= The Alley Man =

1959 short story by Philip José Farmer

"The Alley Man" was originally published in the June 1959 issue of F & SF, with a cover illustration by Ed Emshwiller.

"The Alley Man" (1959) is a science fiction short story by American writer Philip José Farmer (1918-2009). It relates the life of Old Man Paley, who may or may not be the last Neanderthal — or "Paleolithic" man, as his name suggests — still alive in the 20th century.

==Publication history==
"The Alley Man" was originally published in The Magazine of Fantasy and Science Fiction in June 1959. It was subsequently republished by Ballantine Books in the 1962 compilation The Alley God, by DAW Books in the 1973 compilation The Book of Philip José Farmer, by Crown Publishers in the 1984 compilation The Classic Philip José Farmer 1952-1964, and in the 2006 anthology The Best of Philip José Farmer by Subterranean Press.

==Critical reception==
"The Alley Man" was nominated for a Hugo Award for Short Fiction in 1960, coming in second.

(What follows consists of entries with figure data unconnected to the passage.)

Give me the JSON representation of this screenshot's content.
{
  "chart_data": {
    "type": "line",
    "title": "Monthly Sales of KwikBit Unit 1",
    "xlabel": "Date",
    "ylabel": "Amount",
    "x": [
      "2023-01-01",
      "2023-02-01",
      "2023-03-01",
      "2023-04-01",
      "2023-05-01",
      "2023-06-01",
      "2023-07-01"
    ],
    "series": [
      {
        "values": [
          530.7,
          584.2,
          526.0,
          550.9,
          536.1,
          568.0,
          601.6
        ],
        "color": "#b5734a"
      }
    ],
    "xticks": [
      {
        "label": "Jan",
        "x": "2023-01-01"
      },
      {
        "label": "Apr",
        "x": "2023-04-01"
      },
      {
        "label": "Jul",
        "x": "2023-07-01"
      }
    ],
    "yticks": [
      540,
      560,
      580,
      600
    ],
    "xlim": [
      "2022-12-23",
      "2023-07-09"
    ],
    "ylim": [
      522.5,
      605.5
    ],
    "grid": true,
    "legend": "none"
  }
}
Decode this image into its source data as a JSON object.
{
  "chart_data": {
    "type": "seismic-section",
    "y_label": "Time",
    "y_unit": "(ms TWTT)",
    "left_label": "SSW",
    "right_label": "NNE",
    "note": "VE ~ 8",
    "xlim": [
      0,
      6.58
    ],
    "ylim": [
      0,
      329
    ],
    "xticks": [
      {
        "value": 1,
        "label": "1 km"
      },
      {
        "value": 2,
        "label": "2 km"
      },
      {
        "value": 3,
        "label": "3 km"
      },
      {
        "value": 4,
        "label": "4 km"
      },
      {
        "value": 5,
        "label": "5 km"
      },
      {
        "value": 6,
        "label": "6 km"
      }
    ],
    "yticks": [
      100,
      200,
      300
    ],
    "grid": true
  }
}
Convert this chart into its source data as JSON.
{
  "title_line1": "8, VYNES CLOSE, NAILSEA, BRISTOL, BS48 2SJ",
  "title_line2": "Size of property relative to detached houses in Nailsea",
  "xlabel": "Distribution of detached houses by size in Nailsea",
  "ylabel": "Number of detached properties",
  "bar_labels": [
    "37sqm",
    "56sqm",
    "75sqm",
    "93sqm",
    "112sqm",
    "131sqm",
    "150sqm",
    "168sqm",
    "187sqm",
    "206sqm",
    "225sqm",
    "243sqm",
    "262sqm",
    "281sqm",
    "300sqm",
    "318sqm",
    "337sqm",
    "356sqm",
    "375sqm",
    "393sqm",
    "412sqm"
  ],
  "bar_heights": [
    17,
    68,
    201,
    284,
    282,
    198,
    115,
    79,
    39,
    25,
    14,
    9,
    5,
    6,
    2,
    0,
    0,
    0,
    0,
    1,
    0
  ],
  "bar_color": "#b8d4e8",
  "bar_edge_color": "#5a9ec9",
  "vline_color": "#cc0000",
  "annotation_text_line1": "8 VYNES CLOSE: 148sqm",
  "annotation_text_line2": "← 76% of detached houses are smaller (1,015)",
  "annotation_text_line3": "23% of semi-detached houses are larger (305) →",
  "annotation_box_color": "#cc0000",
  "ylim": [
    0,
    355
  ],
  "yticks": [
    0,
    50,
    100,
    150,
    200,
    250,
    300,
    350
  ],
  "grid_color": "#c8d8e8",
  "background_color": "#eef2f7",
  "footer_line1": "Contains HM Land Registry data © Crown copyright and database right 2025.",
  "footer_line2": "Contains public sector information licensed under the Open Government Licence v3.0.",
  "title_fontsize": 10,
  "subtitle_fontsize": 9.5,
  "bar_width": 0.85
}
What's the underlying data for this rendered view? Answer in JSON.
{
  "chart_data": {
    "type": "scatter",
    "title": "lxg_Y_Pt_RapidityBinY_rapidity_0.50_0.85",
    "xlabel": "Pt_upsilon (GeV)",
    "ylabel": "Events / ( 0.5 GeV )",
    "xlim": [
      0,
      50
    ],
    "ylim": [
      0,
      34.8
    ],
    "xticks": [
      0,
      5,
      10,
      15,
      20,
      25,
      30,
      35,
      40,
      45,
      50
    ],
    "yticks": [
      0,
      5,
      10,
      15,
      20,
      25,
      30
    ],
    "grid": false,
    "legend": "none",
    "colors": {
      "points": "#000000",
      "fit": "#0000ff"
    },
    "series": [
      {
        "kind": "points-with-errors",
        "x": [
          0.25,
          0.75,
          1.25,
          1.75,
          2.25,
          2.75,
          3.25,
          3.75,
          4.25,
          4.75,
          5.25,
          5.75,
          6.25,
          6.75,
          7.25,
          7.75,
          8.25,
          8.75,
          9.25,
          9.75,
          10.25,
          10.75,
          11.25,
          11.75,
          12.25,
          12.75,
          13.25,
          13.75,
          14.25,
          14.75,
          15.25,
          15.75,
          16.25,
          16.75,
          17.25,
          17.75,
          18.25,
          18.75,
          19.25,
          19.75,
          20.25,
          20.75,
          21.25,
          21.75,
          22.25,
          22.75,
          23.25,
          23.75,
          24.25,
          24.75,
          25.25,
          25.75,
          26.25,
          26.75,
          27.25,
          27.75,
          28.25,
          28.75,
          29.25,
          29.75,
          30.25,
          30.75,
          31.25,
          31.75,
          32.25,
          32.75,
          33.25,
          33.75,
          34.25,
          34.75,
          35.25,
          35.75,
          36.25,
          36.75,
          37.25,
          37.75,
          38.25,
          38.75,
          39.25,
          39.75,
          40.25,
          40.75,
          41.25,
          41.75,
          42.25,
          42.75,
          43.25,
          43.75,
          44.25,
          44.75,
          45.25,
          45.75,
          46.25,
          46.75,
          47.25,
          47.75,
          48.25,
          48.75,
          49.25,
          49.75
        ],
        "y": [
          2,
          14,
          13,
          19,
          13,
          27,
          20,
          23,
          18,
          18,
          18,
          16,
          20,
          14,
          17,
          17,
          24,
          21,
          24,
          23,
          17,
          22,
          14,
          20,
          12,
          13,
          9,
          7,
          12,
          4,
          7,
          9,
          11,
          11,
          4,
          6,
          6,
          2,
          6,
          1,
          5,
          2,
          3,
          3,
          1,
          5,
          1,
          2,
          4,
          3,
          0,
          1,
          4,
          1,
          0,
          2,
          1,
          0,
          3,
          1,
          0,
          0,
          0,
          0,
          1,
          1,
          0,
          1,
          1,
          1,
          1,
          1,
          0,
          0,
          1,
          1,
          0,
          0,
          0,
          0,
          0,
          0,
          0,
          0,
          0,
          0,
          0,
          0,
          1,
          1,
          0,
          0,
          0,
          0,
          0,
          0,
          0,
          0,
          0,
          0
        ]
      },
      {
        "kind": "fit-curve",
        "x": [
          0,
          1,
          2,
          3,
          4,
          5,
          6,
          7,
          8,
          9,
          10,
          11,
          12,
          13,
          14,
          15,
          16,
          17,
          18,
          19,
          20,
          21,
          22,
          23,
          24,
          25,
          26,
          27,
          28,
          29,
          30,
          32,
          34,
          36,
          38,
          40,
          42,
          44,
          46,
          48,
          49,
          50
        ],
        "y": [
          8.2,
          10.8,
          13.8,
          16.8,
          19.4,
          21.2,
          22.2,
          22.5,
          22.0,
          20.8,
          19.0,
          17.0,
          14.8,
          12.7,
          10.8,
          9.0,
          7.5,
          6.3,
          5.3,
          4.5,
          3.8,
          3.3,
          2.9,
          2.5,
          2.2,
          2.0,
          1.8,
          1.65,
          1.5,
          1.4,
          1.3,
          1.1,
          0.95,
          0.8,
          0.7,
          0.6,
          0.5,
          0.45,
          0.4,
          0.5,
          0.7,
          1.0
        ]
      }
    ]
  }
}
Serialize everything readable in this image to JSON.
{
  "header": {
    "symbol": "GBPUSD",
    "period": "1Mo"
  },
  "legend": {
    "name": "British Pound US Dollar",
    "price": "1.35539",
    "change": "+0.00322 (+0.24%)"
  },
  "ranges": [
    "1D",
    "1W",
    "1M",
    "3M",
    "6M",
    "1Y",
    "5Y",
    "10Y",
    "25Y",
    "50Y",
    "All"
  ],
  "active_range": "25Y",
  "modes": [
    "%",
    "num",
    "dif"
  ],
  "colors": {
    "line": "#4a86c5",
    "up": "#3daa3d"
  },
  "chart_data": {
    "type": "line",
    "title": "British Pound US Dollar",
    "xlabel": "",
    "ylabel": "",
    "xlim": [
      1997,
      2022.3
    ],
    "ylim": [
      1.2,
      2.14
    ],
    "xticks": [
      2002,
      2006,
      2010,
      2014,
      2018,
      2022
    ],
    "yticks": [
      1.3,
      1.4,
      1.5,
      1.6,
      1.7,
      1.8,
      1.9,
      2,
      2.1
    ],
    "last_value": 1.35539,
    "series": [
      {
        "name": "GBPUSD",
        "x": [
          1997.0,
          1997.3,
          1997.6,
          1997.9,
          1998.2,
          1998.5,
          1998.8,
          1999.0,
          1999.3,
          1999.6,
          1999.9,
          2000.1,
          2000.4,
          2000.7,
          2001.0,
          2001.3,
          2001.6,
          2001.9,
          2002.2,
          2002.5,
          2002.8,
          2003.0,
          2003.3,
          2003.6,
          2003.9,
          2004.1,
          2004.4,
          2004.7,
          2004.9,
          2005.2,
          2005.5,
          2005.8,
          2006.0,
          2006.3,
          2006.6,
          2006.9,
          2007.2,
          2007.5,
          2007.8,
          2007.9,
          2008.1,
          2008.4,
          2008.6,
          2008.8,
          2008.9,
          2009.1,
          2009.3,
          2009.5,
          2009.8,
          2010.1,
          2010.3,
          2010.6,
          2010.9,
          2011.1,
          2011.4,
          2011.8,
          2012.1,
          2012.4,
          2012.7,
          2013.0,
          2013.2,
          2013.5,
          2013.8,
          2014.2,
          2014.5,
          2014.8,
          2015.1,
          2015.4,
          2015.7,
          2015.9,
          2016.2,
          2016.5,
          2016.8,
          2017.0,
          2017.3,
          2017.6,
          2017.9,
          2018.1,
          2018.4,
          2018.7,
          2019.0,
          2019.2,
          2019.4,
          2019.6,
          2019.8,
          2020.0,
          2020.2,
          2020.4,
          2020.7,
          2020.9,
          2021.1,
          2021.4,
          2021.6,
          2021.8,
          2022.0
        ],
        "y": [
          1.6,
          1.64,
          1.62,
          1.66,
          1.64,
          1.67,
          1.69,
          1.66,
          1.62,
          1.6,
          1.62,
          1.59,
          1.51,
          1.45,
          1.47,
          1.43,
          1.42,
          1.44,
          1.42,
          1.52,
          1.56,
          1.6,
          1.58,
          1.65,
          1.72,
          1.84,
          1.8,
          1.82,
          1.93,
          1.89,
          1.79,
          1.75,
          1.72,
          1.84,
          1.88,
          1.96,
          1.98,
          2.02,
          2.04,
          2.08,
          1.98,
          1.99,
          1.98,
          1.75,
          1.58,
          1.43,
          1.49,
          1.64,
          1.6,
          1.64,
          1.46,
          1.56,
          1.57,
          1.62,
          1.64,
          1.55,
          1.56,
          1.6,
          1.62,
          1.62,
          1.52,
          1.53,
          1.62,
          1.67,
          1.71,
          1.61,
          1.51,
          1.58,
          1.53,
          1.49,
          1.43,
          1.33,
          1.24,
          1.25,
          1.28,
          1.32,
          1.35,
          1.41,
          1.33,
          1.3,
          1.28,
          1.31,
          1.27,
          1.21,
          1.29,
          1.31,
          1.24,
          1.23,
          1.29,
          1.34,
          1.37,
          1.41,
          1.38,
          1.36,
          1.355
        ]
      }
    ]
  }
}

P. Schuyler Miller called "The Alley Man" a "robust, rambling comic tragedy of a dying species, trying to keep its heredity straight, clinging to its old legends, holding its own against the G'yaga, the False Folk who have inherited the Earth", described Paley as "Alley Oop as seen by Eugene O'Neill", and said that although the story itself was "negligible", the character of Paley "is everything".

Sam Moskowitz considered the story to be Farmer's emulation of L. Sprague de Camp's 1939 "The Gnarly Man".